Der Gartenzwerg gilt als „typisch deutsch“ und ist weltweit beliebt. Ausgerechnet in Deutschland wurde der Zipfelmützenträger mehrmals verboten.
Egal, wie hart die Zeiten auch sein mögen, Gartenzwerge sind immer gut gelaunt. Das ist doch sehr verdächtig, fanden die Nationalsozialisten. Überhaupt war ihnen der lächelnde Wicht ausgesprochen suspekt. Seine selbstgenügsame Kleinheit war unvereinbar mit dem Bild einer Herrenrasse, der subversive Spießbürger wurde ungefragt zum Antifaschisten und kurzerhand verboten. Gut gelaunt wartete er auf bessere Zeiten.
Sie kamen mit den Nachkriegsjahren. Der Zwerg erfreute sich einer nie gekannten Beliebtheit. Er erfüllte das Bedürfnis nach einer heilen Welt und war aus Schrebergärten nicht mehr wegzudenken. Zumindest in der Bundesrepublik.
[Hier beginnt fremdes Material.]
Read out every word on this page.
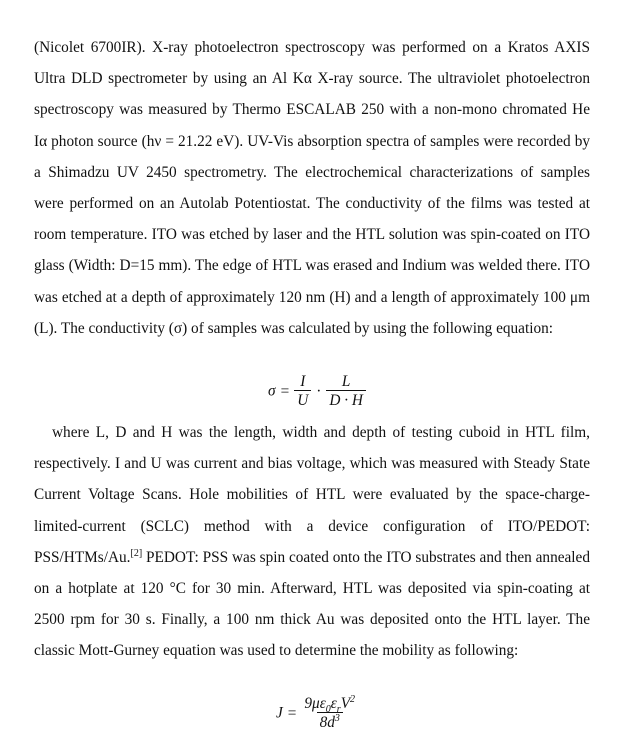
(Nicolet 6700IR). X-ray photoelectron spectroscopy was performed on a Kratos AXIS Ultra DLD spectrometer by using an Al Kα X-ray source. The ultraviolet photoelectron spectroscopy was measured by Thermo ESCALAB 250 with a non-mono chromated He Iα photon source (hν = 21.22 eV). UV-Vis absorption spectra of samples were recorded by a Shimadzu UV 2450 spectrometry. The electrochemical characterizations of samples were performed on an Autolab Potentiostat. The conductivity of the films was tested at room temperature. ITO was etched by laser and the HTL solution was spin-coated on ITO glass (Width: D=15 mm). The edge of HTL was erased and Indium was welded there. ITO was etched at a depth of approximately 120 nm (H) and a length of approximately 100 μm (L). The conductivity (σ) of samples was calculated by using the following equation:

$\sigma = \frac{I}{U} \cdot \frac{L}{D \cdot H}$

where L, D and H was the length, width and depth of testing cuboid in HTL film, respectively. I and U was current and bias voltage, which was measured with Steady State Current Voltage Scans. Hole mobilities of HTL were evaluated by the space-charge-limited-current (SCLC) method with a device configuration of ITO/PEDOT: PSS/HTMs/Au.[2] PEDOT: PSS was spin coated onto the ITO substrates and then annealed on a hotplate at 120 °C for 30 min. Afterward, HTL was deposited via spin-coating at 2500 rpm for 30 s. Finally, a 100 nm thick Au was deposited onto the HTL layer. The classic Mott-Gurney equation was used to determine the mobility as following:

$J = \frac{9\mu\varepsilon_0\varepsilon_rV^2}{8d^3}$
In der DDR wurde er erneut misstrauisch beäugt und als „zu spießig“ zum zweiten Mal verboten. Der Antifaschist wider Willen wurde, trotz roter Zipfelmütze, zum Anti-Kommunisten wider Willen und durfte nur noch für den Export hergestellt werden.
Die ersten Gartenzwerge waren grimmige Gesellen
Dabei ist der Original-Gartenzwerg ein klassenbewusster Arbeiter, und auch seine Wurzeln liegen auf dem Gebiet der ehemaligen DDR. In den Gräfenrodaer Terrakotta-Manufakturen von Philipp Griebel und August Heissner wurde er um 1870 zum ersten Mal hergestellt.
Sein Aussehen erinnerte an die Thüringer Bergleute, mit Spitzhacke und Schubkarre, Lederschürze und Grubenlaterne. Spuren harter Arbeit waren dem ursprünglichen Zwerg deutlich anzusehen. Wettergegerbte, grimmige Gesichter, Narben und Warzen waren durchaus üblich.
Heute sind rosige Wangen, glatte Haut, ein leuchtend weißer Bart und ein verträumtes Lächeln typisch für die Bewohner der Vorgartenwelt. Was für die einen längst die Kitschikone biederer Schrebergartengemütlichkeit geworden ist, ist für wahre Gartenzwergfreunde der Inbegriff selbstgenügsamer Zufriedenheit.
Botschafter deutscher Lebensart: Gartenzwerge boomen weltweit
Geschätzte siebenundzwanzig bis dreißig Millionen Gartenzwerge gibt es in Deutschland, jährlich kommen ein paar Hunderttausend dazu, etwa alle sechs Minuten wechselt einer über das Internet seinen Besitzer.
Und obwohl ihm Kritiker Nutzlosigkeit und fehlende Originalität vorwerfen, scheint auch sein weltweiter Aufstieg unaufhaltsam: der Exportanteil ist in den letzten Jahren auf dreißig Prozent gestiegen, Frankreich, Großbritannien und die USA gehören zu den Abnehmern. Selbst am Nordpol und in den Gärten der Scheichs von Dubai wurde die „Statue des kleinen Mannes“ schon gesichtet.
Fast scheint es, als sei der Gartenzwerg ein Botschafter für deutsche Lebensart geworden. Bei Ausländern gilt er als „typisch deutsch“ und rangiert in der Beliebtheitsskala direkt neben der Kuckucksuhr.
Besonders in Österreich und der Schweiz erfreut sich der Zwerg zunehmender Beliebtheit und vermehrt sich gebietsweise stärker als seine Besitzer.
Immer häufiger wird der gute alte Gartenzwerg mit Rauschebart allerdings von einem provokanten Modell abgelöst. Diese Gift- und „Antizwerge“ tragen Lack und Leder, pinkeln Besuchern per Bewegungsmelder ans Bein, entwickeln mörderische Tendenzen gegenüber Artgenossen, sind exhibitionistisch veranlagt und lösen verbissene Nachbarschaftskriege aus. Wie diese enden? Genau. Mit einem Verbot des aufrührlerischen Gartenzwergs. Aber das kostet ihn allenfalls ein Lächeln. Schließlich ist er es gewohnt.